With some Internet providers reporting increases in traffic of 60% since the start of the pandemic, as people adapt to living and working online, the OECD’s latest Digital Economy Outlook reveals the gaps between and within countries in access to fast and reliable Internet. For example, the share of fibre in fixed broadband subscriptions in OECD countries ranges from 82% in Korea and 79% in Japan to below 5% in Austria, Belgium, Germany, Greece, Israel and the United Kingdom, with high-speed connections often sparse in rural areas. OECD countries count roughly twice the level of high-speed mobile Internet subscriptions per inhabitant and three times the level of fixed broadband subscriptions as non-OECD countries.
“Digital technologies have helped our economies and societies to avoid a complete standstill during the COVID-19 crisis, and have enabled us to learn more about the virus, accelerate the search for a vaccine and track the development of the pandemic,” said OECD Deputy Secretary-General Ulrik Vestergaard Knudsen, launching the report at a virtual event. “But the crisis has also accentuated our dependence on digital technologies and exposed the reality of the digital divides between and within countries. We are at a turning point in the digital transformation, and the shape of our economies and societies post-COVID will depend on how well we can progress and narrow these divides.”

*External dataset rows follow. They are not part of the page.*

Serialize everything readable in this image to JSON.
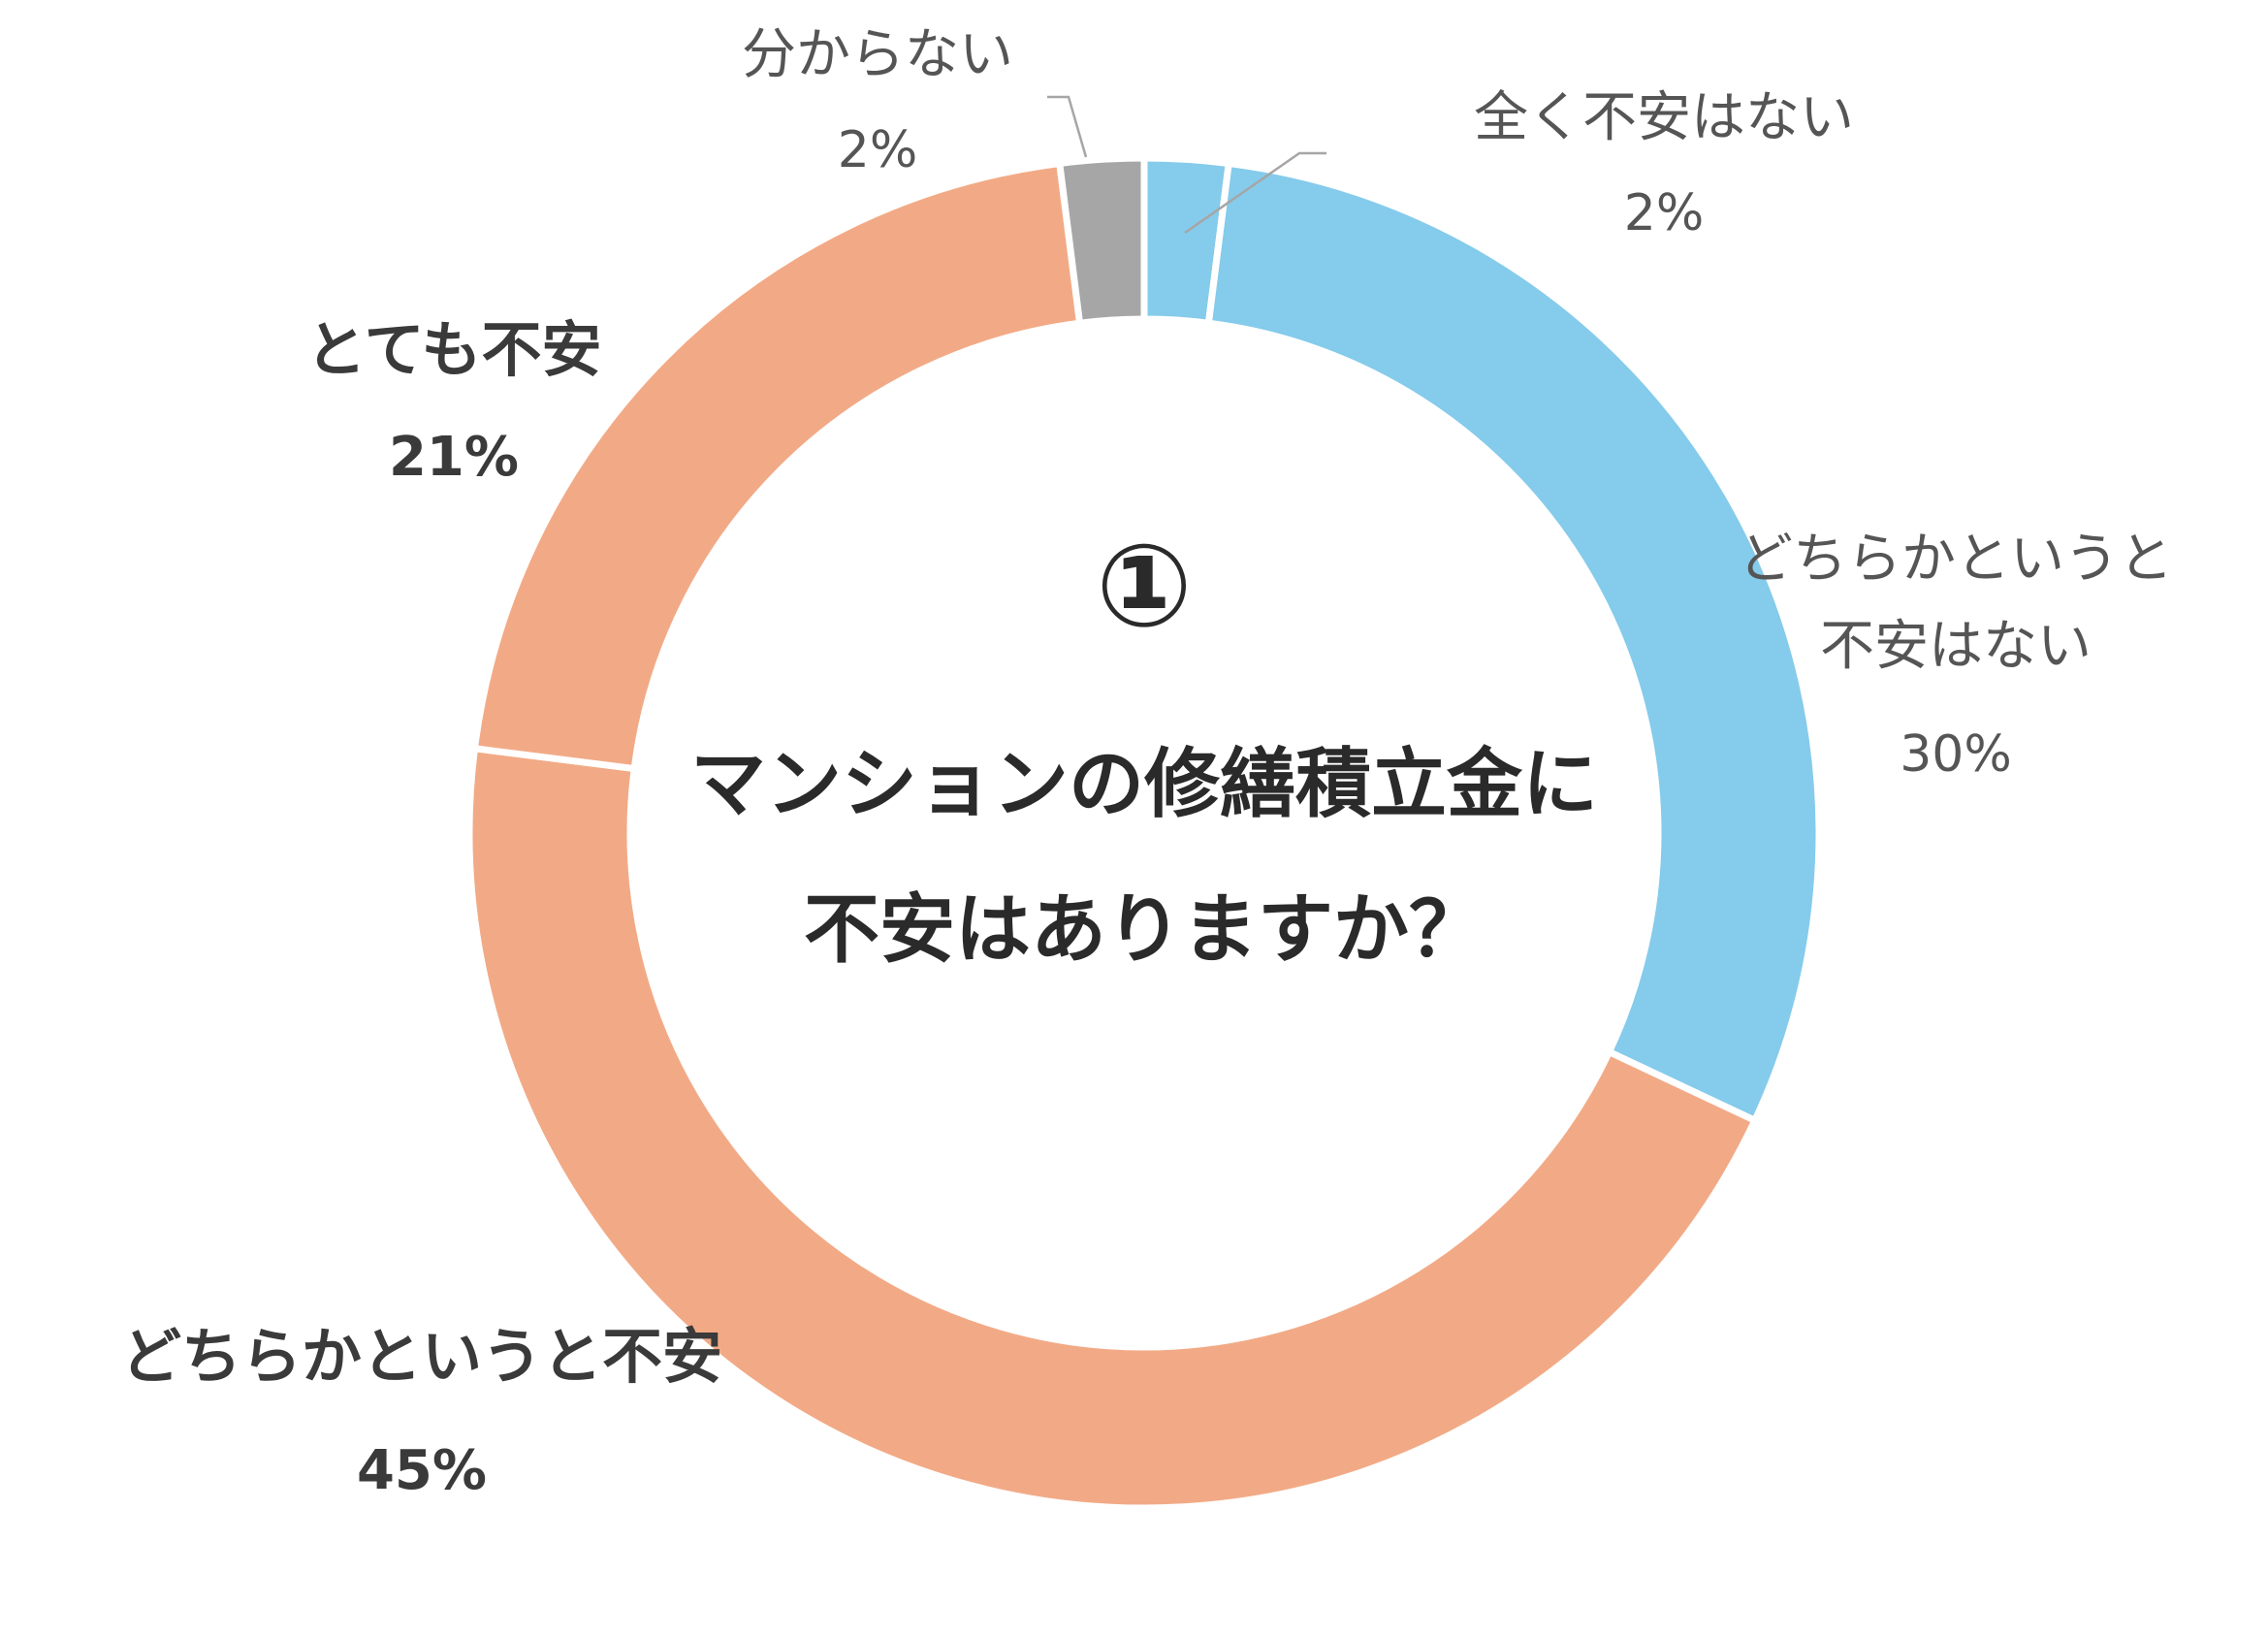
{
  "chart_data": {
    "type": "pie",
    "style": "donut",
    "center_number": "①",
    "center_title_lines": [
      "マンションの修繕積立金に",
      "不安はありますか？"
    ],
    "slices": [
      {
        "label_lines": [
          "全く不安はない"
        ],
        "value": 2,
        "value_label": "2%",
        "color": "#85cbeb",
        "label_weight": "light"
      },
      {
        "label_lines": [
          "どちらかというと",
          "不安はない"
        ],
        "value": 30,
        "value_label": "30%",
        "color": "#85cbeb",
        "label_weight": "light"
      },
      {
        "label_lines": [
          "どちらかというと不安"
        ],
        "value": 45,
        "value_label": "45%",
        "color": "#f2aa86",
        "label_weight": "bold"
      },
      {
        "label_lines": [
          "とても不安"
        ],
        "value": 21,
        "value_label": "21%",
        "color": "#f2aa86",
        "label_weight": "bold"
      },
      {
        "label_lines": [
          "分からない"
        ],
        "value": 2,
        "value_label": "2%",
        "color": "#a6a6a6",
        "label_weight": "light"
      }
    ],
    "start": "top",
    "direction": "clockwise",
    "legend": "none"
  }
}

The digital transformation was accelerating prior to COVID-19 as an increasing number of governments place digital strategies at the heart of their policy agendas. Surging demand for bandwidth-intensive communication services from e-commerce, teleworking, online social activities and increased cross-border collaboration by governments and academics should spur further progress. Today’s reliance on digital solutions has also added urgency to concerns around privacy and security by creating a fertile environment for cybercriminals.
Average mobile data usage per subscription in OECD countries already quadrupled in the four years to June 2019, and prices for high-usage mobile broadband fell by 59% over 2013-19, according to the report, which draws data from the OECD’s regularly updated Broadband Portal. As of June 2020, 5G commercial services were available in 22 OECD countries.
OECD economies counted 113 high-speed mobile Internet subscriptions per 100 inhabitants as of June 2019, up from 32 per 100 a decade earlier, while non-OECD countries counted 60 such subscriptions per 100 people.
Fixed broadband subscriptions number 32 per 100 inhabitants in OECD countries (more than three times the non-OECD level of 9 per 100) with fibre connections accounting for 27% of subscriptions. There are persistent gaps between rural and urban households in terms of availability of quality fixed broadband connections.
Prior to the pandemic, in 2019, only a quarter of firms with over 10 employees across the OECD made e-commerce sales, while a third of firms had purchased cloud computing services and more than half had a social media presence. The share of people using e-government services stood at 58% in 2019, up from 43% in 2010.
The share of adults using the Internet ranges from over 95% in some OECD countries to less than 70% in others. Gaps in Internet access or usage due to age or income level mean uneven access to public information and services, especially critical during a pandemic. In a future where jobs, education, healthcare and even social interactions may depend on digital technologies, failing to ensure widespread digital access risks deepening inequalities and hindering countries’ efforts to emerge stronger from the pandemic, the report says.
Governments can strengthen broadband deployment by promoting private investment and competition, encouraging infrastructure sharing and setting minimum levels of coverage for rural areas in spectrum auctions, the report says.
To meet the current surge in demand for network connectivity, the report recommends measures like temporarily releasing additional spectrum or approving commercial transactions that put unused spectrum into service, upgrading interconnection capacity between networks and finding ways to encourage broadband providers to deploy more fibre deeper into networks.